Reputation: 303
I have a database in which I store data based upon the following three fields: id, text, {labels}. Note that each text has been assigned to more than one label \ tag \ class. I want to build a model (weka \ rapidminer \ mahout) that will be able to recommend \ classify a bunch of labels \ tags \ classes to a given text.
I have heard about SVM and Naive Bayes Classifier, but not sure whether they support multi-label classification or not. Anything that guides me to the right direction is more than welcome!
Upvotes: 7
Views: 3930
Reputation: 31
Can suggest you some tools which are extensions to weka that does multi-label classification.
There is also a SVM lib extension SVMLib. If you are happy with python packages, scikit learning also provides one for Multi-label classification
Also, this recent paper in ICML 2013 "Efficient Multi-label Classification with Many Labels" should help you in implementation. If you want to implement one on your own.
Upvotes: 0
Reputation: 930
SVM is a binary classifier by nature, but there are many alternatives that allow it to be apply to multi-label environments, basically by combining multiple binary instances of SVM.
Some examples are in the SVM Wikipedia article in the multi-class section. I am not sure if you are interested in the details, but they are included in Weka and Rapidminer. For example, the SMO classifier is one of the variations to apply SVM to multilabel problems.
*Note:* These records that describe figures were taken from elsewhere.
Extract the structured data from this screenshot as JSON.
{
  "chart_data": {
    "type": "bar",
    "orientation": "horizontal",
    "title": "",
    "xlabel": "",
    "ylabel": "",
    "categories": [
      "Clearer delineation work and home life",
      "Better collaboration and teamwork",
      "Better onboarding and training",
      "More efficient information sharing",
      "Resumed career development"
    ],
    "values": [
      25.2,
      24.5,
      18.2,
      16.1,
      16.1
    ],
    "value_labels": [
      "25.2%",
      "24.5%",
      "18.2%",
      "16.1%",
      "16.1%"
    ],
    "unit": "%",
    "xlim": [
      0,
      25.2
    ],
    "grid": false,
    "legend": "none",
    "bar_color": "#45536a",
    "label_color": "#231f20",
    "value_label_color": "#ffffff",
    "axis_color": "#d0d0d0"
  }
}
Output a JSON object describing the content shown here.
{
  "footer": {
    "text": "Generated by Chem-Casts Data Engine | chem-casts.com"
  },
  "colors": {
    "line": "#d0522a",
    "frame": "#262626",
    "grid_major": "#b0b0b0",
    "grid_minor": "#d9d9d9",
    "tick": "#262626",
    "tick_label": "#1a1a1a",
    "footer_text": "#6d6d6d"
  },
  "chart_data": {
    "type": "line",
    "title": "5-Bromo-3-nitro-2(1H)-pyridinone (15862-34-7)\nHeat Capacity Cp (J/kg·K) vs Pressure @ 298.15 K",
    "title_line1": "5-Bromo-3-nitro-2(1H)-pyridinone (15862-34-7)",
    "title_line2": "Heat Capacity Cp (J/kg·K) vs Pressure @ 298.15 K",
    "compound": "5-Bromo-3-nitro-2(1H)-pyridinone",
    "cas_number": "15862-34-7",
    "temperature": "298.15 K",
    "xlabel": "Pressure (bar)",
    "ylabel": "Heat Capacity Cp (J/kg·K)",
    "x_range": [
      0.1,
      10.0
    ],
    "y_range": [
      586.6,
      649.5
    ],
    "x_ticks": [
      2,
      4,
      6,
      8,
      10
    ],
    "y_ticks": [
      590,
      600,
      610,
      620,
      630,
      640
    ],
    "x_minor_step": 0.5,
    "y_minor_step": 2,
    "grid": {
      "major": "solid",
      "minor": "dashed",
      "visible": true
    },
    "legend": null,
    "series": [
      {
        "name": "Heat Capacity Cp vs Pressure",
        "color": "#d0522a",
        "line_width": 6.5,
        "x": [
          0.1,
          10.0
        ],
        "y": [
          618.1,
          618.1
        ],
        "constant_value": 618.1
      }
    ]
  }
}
Naive Bayes can be directly applied to multi-label environments.
Upvotes: 1
Reputation: 363587
The basic multilabel classification method is one-vs.-the-rest (OvR), also called binary relevance (BR). The basic idea is that you take an off-the-shelf binary classifier, such as Naive Bayes or an SVM, then create K instances of it to solve K independent classification problems. In Python-like pseudocode:
for each class k:
learner = SVM(settings) # for example
labels = [class_of(x) == k for x in samples]
learner.learn(samples, labels)
Then at prediction time, you just run each of the binary classifiers on a sample and collect the labels for which they predict positive.
(Both training and prediction can obviously be done in parallel, since the problems are assumed to be independent. See Wikipedia for links to two Java packages that do multi-label classification.)
Upvotes: 4